Keeping your motivation and commitment while on a weight loss program can really be difficult this is where the best appetite suppressants 2021 can really help you. But one weight loss tip, which they teach in weight loss retreats, can help you stay focused and on track in maintaining a weight loss journal. When you’re trying to lose weight, tracking your food intake and exercise activities is a must. Keeping a weight loss journal will help you know just how much you eat, reduce your food bingeing, monitor your caloric intake, and help you make better food choices.

Here are some tips to help you start your weight loss journal:

Prepare the basic things you’ll need for a weight loss journal. Get a small-sized notebook or a mobile device with food diary software. You may also print out food diary pages from the internet for free. You’ll also need a calculator and a food calorie chart which contains the caloric equivalent of foods. If you want to exactly measure your food, you can get a food scale, measuring cups, and measuring spoons. When you’ve got everything you need, it’s time to write everything down. On your journal, record your weight, body measurements, blood pressure, cholesterol and blood sugar levels, desired body weight, and other health criteria which you need to work on. When you take blood tests, be sure to update your information on your journal as well. 

This will help you evaluate if your weight loss plan is helping you achieve your goals or not. After eating, take note of the time, what you consumed, and the amount of food you had. Or if you tend to be forgetful, try listing your food before you eat. See which method will work best for you. Aside from specifying what and how much you’ve eaten, make notes about your feelings. Are you eating because you’re depressed or angry? Do you feel good after eating unhealthy foods? For example, during breakfast, you had 1 bowl of cereal with milk and you felt good eating healthy or in your morning snack, you had 8 pieces of chocolate biscuits which kept you full but made you feel sorry after. 

Do this after every meal or every time you eat or drink something. At the end of the day, count the number of calories for every piece of food you had. Use the food calorie chart to compute the number of calories you had for the day. For example, you consumed 75 calories for 1 large egg, 80 calories for a medium apple, 56 calories for 1 slice of whole wheat bread, and 193 calories for every 4 ounces of chicken breast. 

You can also refer to the labels of food packages if they’re not in your chart. After computing the total calories you consumed for the day, compare this with your body’s daily caloric needs. Your body’s caloric needs or BMR is the number of calories you should consume to maintain your weight and to keep you going through the day. To do this, simply search for a BMR (basal metabolic rate) calculator online. Eating consistently with your BMR will help you determine if you’re eating too much. Also, record your daily physical activity. Write down the type of exercise you performed and the number of minutes you spent on each routine. For example, jogging for 45 minutes on Monday or walk on a treadmill for 30 minutes on Tuesday. 

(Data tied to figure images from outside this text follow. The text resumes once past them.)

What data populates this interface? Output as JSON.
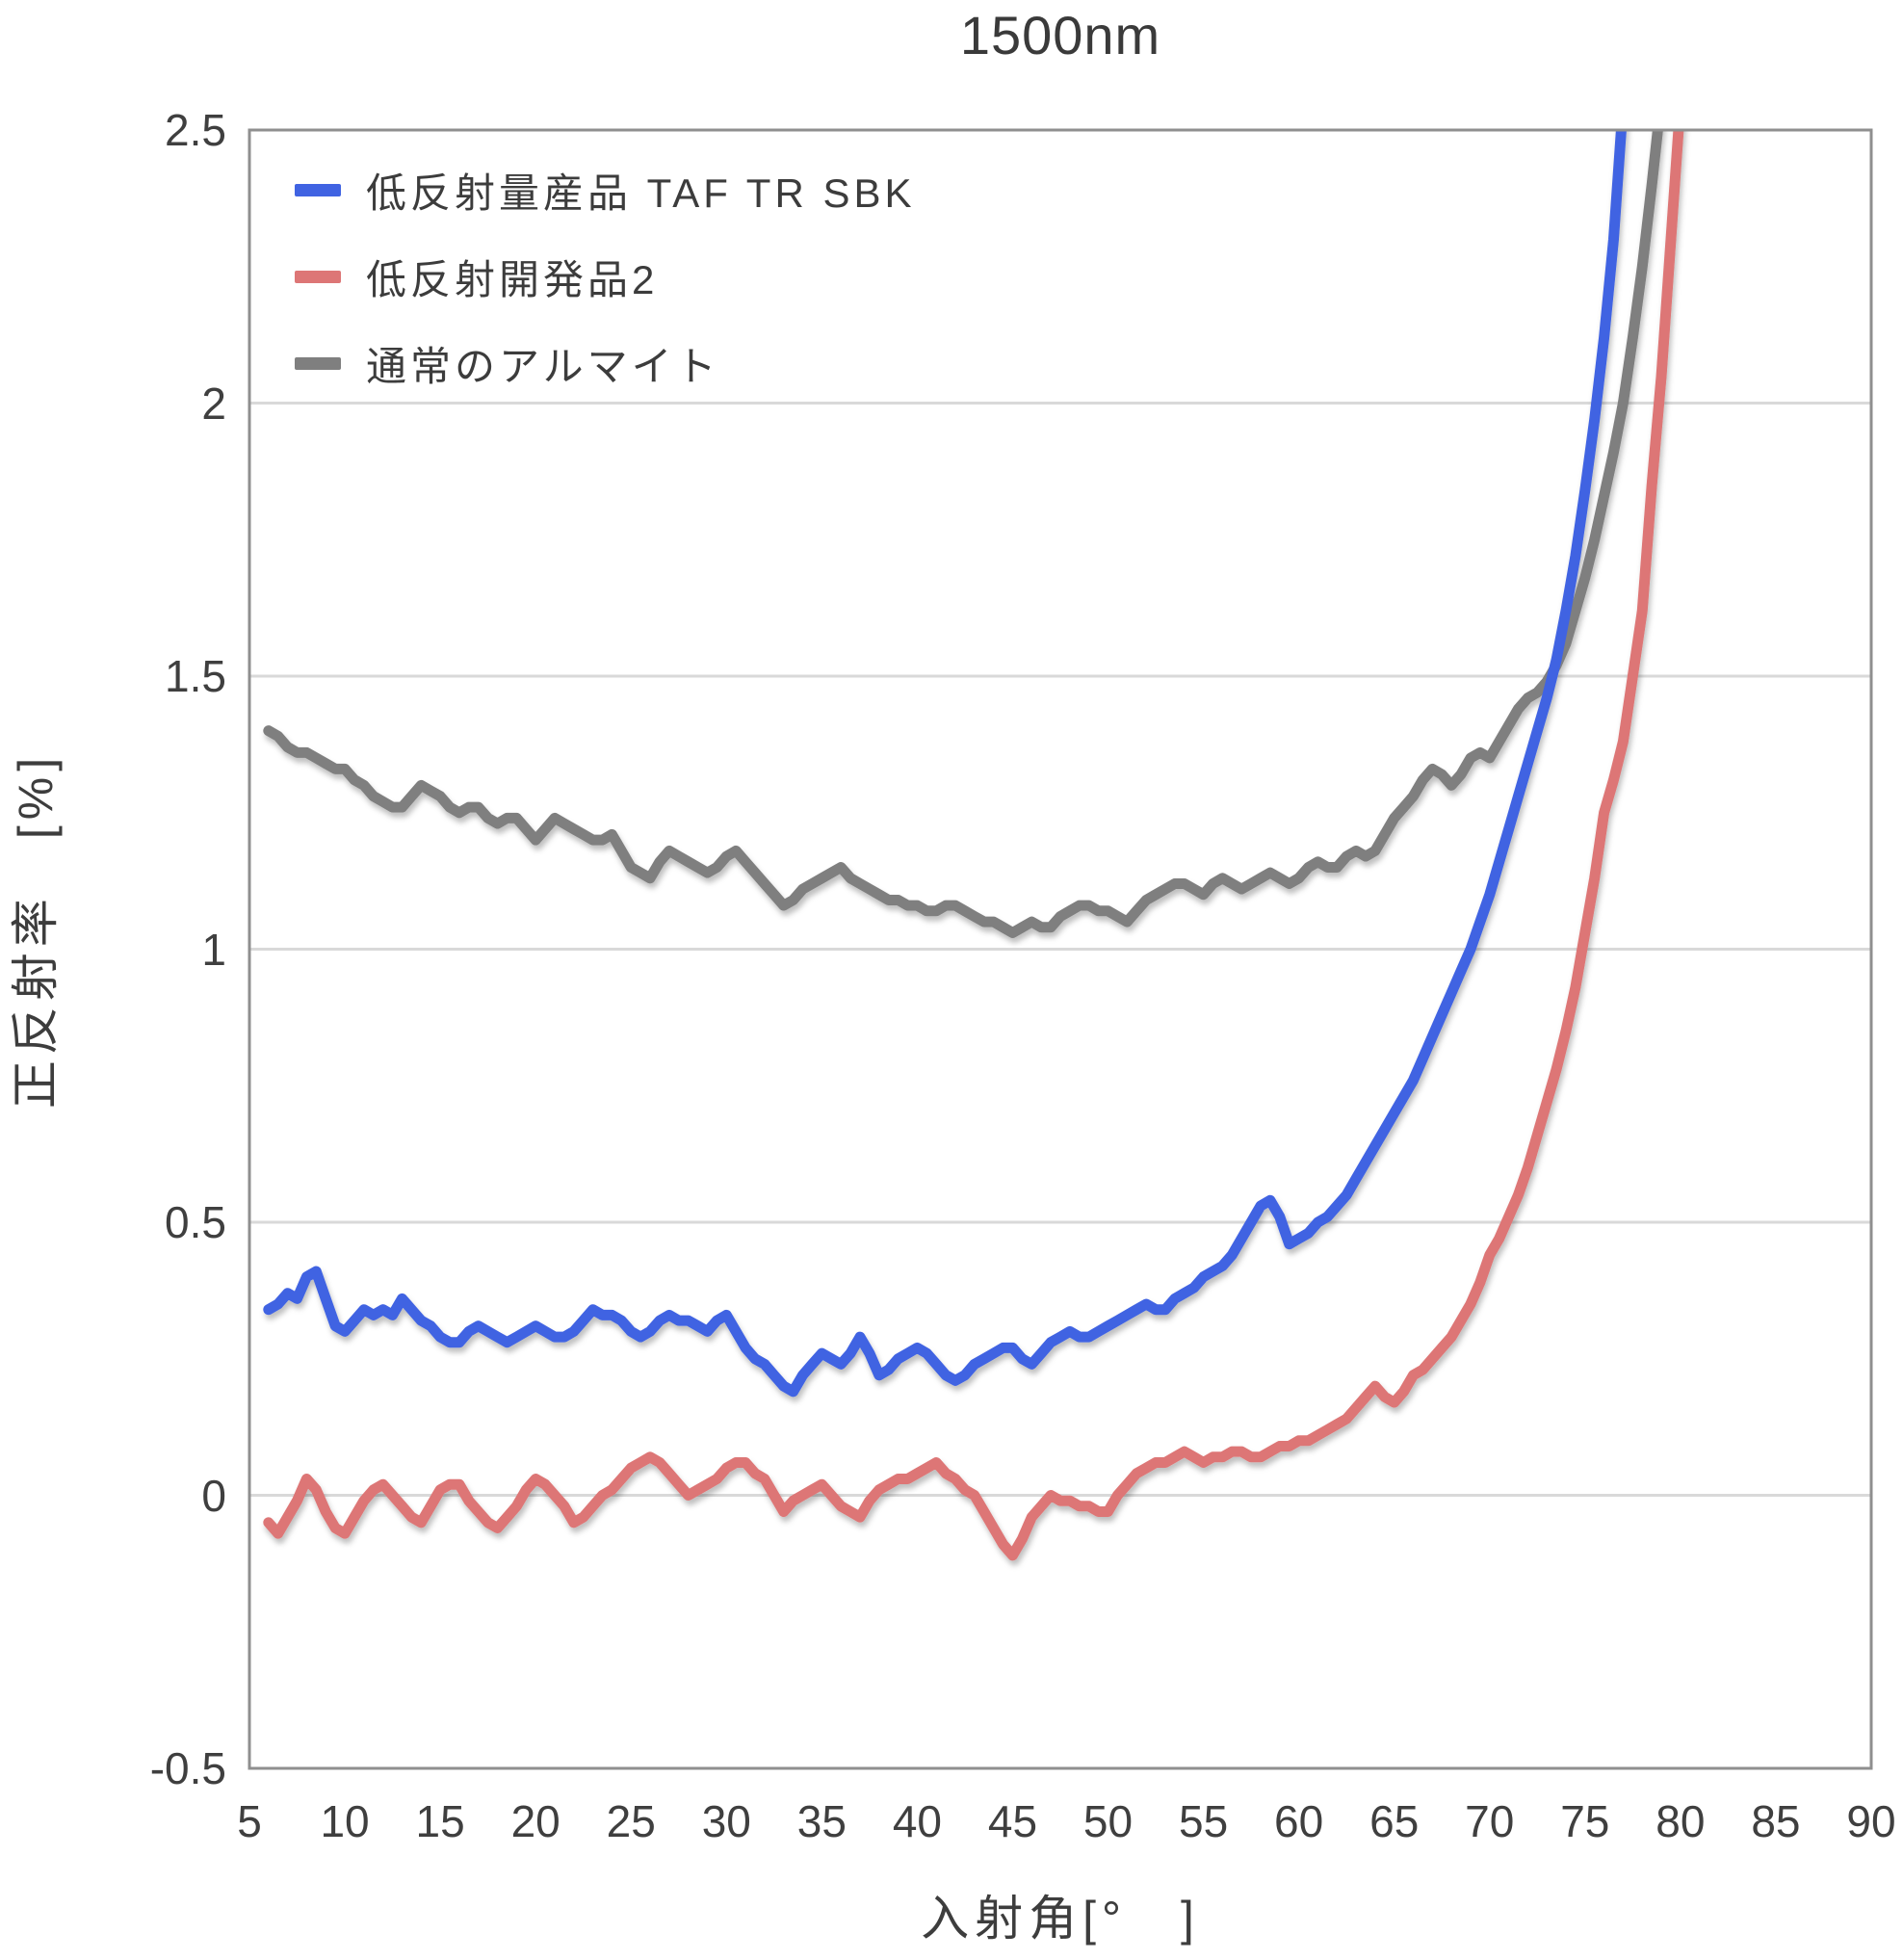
{
  "title": "1500nm",
  "axes": {
    "x_label": "入射角[°　]",
    "y_label": "正反射率　[%]"
  },
  "colors": {
    "blue": "#4063E2",
    "red": "#DD7676",
    "gray": "#7F7F7F",
    "grid": "#D9D9D9",
    "border": "#8F8F8F",
    "text": "#3D3D3D",
    "background": "#FFFFFF"
  },
  "legend": {
    "position": "top-left",
    "entries": [
      {
        "label": "低反射量産品 TAF TR SBK",
        "color": "#4063E2"
      },
      {
        "label": "低反射開発品2",
        "color": "#DD7676"
      },
      {
        "label": "通常のアルマイト",
        "color": "#7F7F7F"
      }
    ]
  },
  "chart_data": {
    "type": "line",
    "title": "1500nm",
    "xlabel": "入射角[°　]",
    "ylabel": "正反射率　[%]",
    "x_unit": "degrees",
    "y_unit": "percent",
    "xlim": [
      5,
      90
    ],
    "ylim": [
      -0.5,
      2.5
    ],
    "x_ticks": [
      5,
      10,
      15,
      20,
      25,
      30,
      35,
      40,
      45,
      50,
      55,
      60,
      65,
      70,
      75,
      80,
      85,
      90
    ],
    "y_ticks": [
      2.5,
      2,
      1.5,
      1,
      0.5,
      0,
      -0.5
    ],
    "grid": "horizontal-only",
    "legend_position": "top-left",
    "series": [
      {
        "name": "低反射量産品 TAF TR SBK",
        "color": "#4063E2",
        "x_start": 6,
        "x_step": 0.5,
        "values": [
          0.34,
          0.35,
          0.37,
          0.36,
          0.4,
          0.41,
          0.36,
          0.31,
          0.3,
          0.32,
          0.34,
          0.33,
          0.34,
          0.33,
          0.36,
          0.34,
          0.32,
          0.31,
          0.29,
          0.28,
          0.28,
          0.3,
          0.31,
          0.3,
          0.29,
          0.28,
          0.29,
          0.3,
          0.31,
          0.3,
          0.29,
          0.29,
          0.3,
          0.32,
          0.34,
          0.33,
          0.33,
          0.32,
          0.3,
          0.29,
          0.3,
          0.32,
          0.33,
          0.32,
          0.32,
          0.31,
          0.3,
          0.32,
          0.33,
          0.3,
          0.27,
          0.25,
          0.24,
          0.22,
          0.2,
          0.19,
          0.22,
          0.24,
          0.26,
          0.25,
          0.24,
          0.26,
          0.29,
          0.26,
          0.22,
          0.23,
          0.25,
          0.26,
          0.27,
          0.26,
          0.24,
          0.22,
          0.21,
          0.22,
          0.24,
          0.25,
          0.26,
          0.27,
          0.27,
          0.25,
          0.24,
          0.26,
          0.28,
          0.29,
          0.3,
          0.29,
          0.29,
          0.3,
          0.31,
          0.32,
          0.33,
          0.34,
          0.35,
          0.34,
          0.34,
          0.36,
          0.37,
          0.38,
          0.4,
          0.41,
          0.42,
          0.44,
          0.47,
          0.5,
          0.53,
          0.54,
          0.51,
          0.46,
          0.47,
          0.48,
          0.5,
          0.51,
          0.53,
          0.55,
          0.58,
          0.61,
          0.64,
          0.67,
          0.7,
          0.73,
          0.76,
          0.8,
          0.84,
          0.88,
          0.92,
          0.96,
          1.0,
          1.05,
          1.1,
          1.16,
          1.22,
          1.28,
          1.34,
          1.4,
          1.46,
          1.53,
          1.62,
          1.72,
          1.84,
          1.97,
          2.12,
          2.3,
          2.55
        ]
      },
      {
        "name": "低反射開発品2",
        "color": "#DD7676",
        "x_start": 6,
        "x_step": 0.5,
        "values": [
          -0.05,
          -0.07,
          -0.04,
          -0.01,
          0.03,
          0.01,
          -0.03,
          -0.06,
          -0.07,
          -0.04,
          -0.01,
          0.01,
          0.02,
          0.0,
          -0.02,
          -0.04,
          -0.05,
          -0.02,
          0.01,
          0.02,
          0.02,
          -0.01,
          -0.03,
          -0.05,
          -0.06,
          -0.04,
          -0.02,
          0.01,
          0.03,
          0.02,
          0.0,
          -0.02,
          -0.05,
          -0.04,
          -0.02,
          0.0,
          0.01,
          0.03,
          0.05,
          0.06,
          0.07,
          0.06,
          0.04,
          0.02,
          0.0,
          0.01,
          0.02,
          0.03,
          0.05,
          0.06,
          0.06,
          0.04,
          0.03,
          0.0,
          -0.03,
          -0.01,
          0.0,
          0.01,
          0.02,
          0.0,
          -0.02,
          -0.03,
          -0.04,
          -0.01,
          0.01,
          0.02,
          0.03,
          0.03,
          0.04,
          0.05,
          0.06,
          0.04,
          0.03,
          0.01,
          0.0,
          -0.03,
          -0.06,
          -0.09,
          -0.11,
          -0.08,
          -0.04,
          -0.02,
          0.0,
          -0.01,
          -0.01,
          -0.02,
          -0.02,
          -0.03,
          -0.03,
          0.0,
          0.02,
          0.04,
          0.05,
          0.06,
          0.06,
          0.07,
          0.08,
          0.07,
          0.06,
          0.07,
          0.07,
          0.08,
          0.08,
          0.07,
          0.07,
          0.08,
          0.09,
          0.09,
          0.1,
          0.1,
          0.11,
          0.12,
          0.13,
          0.14,
          0.16,
          0.18,
          0.2,
          0.18,
          0.17,
          0.19,
          0.22,
          0.23,
          0.25,
          0.27,
          0.29,
          0.32,
          0.35,
          0.39,
          0.44,
          0.47,
          0.51,
          0.55,
          0.6,
          0.66,
          0.72,
          0.78,
          0.85,
          0.93,
          1.03,
          1.13,
          1.25,
          1.31,
          1.38,
          1.5,
          1.62,
          1.85,
          2.05,
          2.3,
          2.55
        ]
      },
      {
        "name": "通常のアルマイト",
        "color": "#7F7F7F",
        "x_start": 6,
        "x_step": 0.5,
        "values": [
          1.4,
          1.39,
          1.37,
          1.36,
          1.36,
          1.35,
          1.34,
          1.33,
          1.33,
          1.31,
          1.3,
          1.28,
          1.27,
          1.26,
          1.26,
          1.28,
          1.3,
          1.29,
          1.28,
          1.26,
          1.25,
          1.26,
          1.26,
          1.24,
          1.23,
          1.24,
          1.24,
          1.22,
          1.2,
          1.22,
          1.24,
          1.23,
          1.22,
          1.21,
          1.2,
          1.2,
          1.21,
          1.18,
          1.15,
          1.14,
          1.13,
          1.16,
          1.18,
          1.17,
          1.16,
          1.15,
          1.14,
          1.15,
          1.17,
          1.18,
          1.16,
          1.14,
          1.12,
          1.1,
          1.08,
          1.09,
          1.11,
          1.12,
          1.13,
          1.14,
          1.15,
          1.13,
          1.12,
          1.11,
          1.1,
          1.09,
          1.09,
          1.08,
          1.08,
          1.07,
          1.07,
          1.08,
          1.08,
          1.07,
          1.06,
          1.05,
          1.05,
          1.04,
          1.03,
          1.04,
          1.05,
          1.04,
          1.04,
          1.06,
          1.07,
          1.08,
          1.08,
          1.07,
          1.07,
          1.06,
          1.05,
          1.07,
          1.09,
          1.1,
          1.11,
          1.12,
          1.12,
          1.11,
          1.1,
          1.12,
          1.13,
          1.12,
          1.11,
          1.12,
          1.13,
          1.14,
          1.13,
          1.12,
          1.13,
          1.15,
          1.16,
          1.15,
          1.15,
          1.17,
          1.18,
          1.17,
          1.18,
          1.21,
          1.24,
          1.26,
          1.28,
          1.31,
          1.33,
          1.32,
          1.3,
          1.32,
          1.35,
          1.36,
          1.35,
          1.38,
          1.41,
          1.44,
          1.46,
          1.47,
          1.49,
          1.52,
          1.56,
          1.62,
          1.68,
          1.75,
          1.83,
          1.91,
          2.0,
          2.12,
          2.25,
          2.4,
          2.56
        ]
      }
    ]
  }
}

You can use a timer or a gadget such as a GPS tracker to help you track the amount of time you expend for an exercise. After getting all the numbers, it’s now time to do some analysis. Evaluate your weight loss journal on a weekly basis. If you’re at a weight loss retreat, retreat facilitators may require you to share your entries with a group. Review your journal entries and assess if you’re eating more than your daily recommended caloric needs and taking in more foods that increase your weight. 

Check the type of foods you’re eating and the amount of exercise you put in. Are you snacking heavily on sweets? Are you eating the right food proportions? Are you burning enough calories? Change your eating and exercise habits based on your journal assessment. Your weight loss journal will guide you and help you keep track of your progress.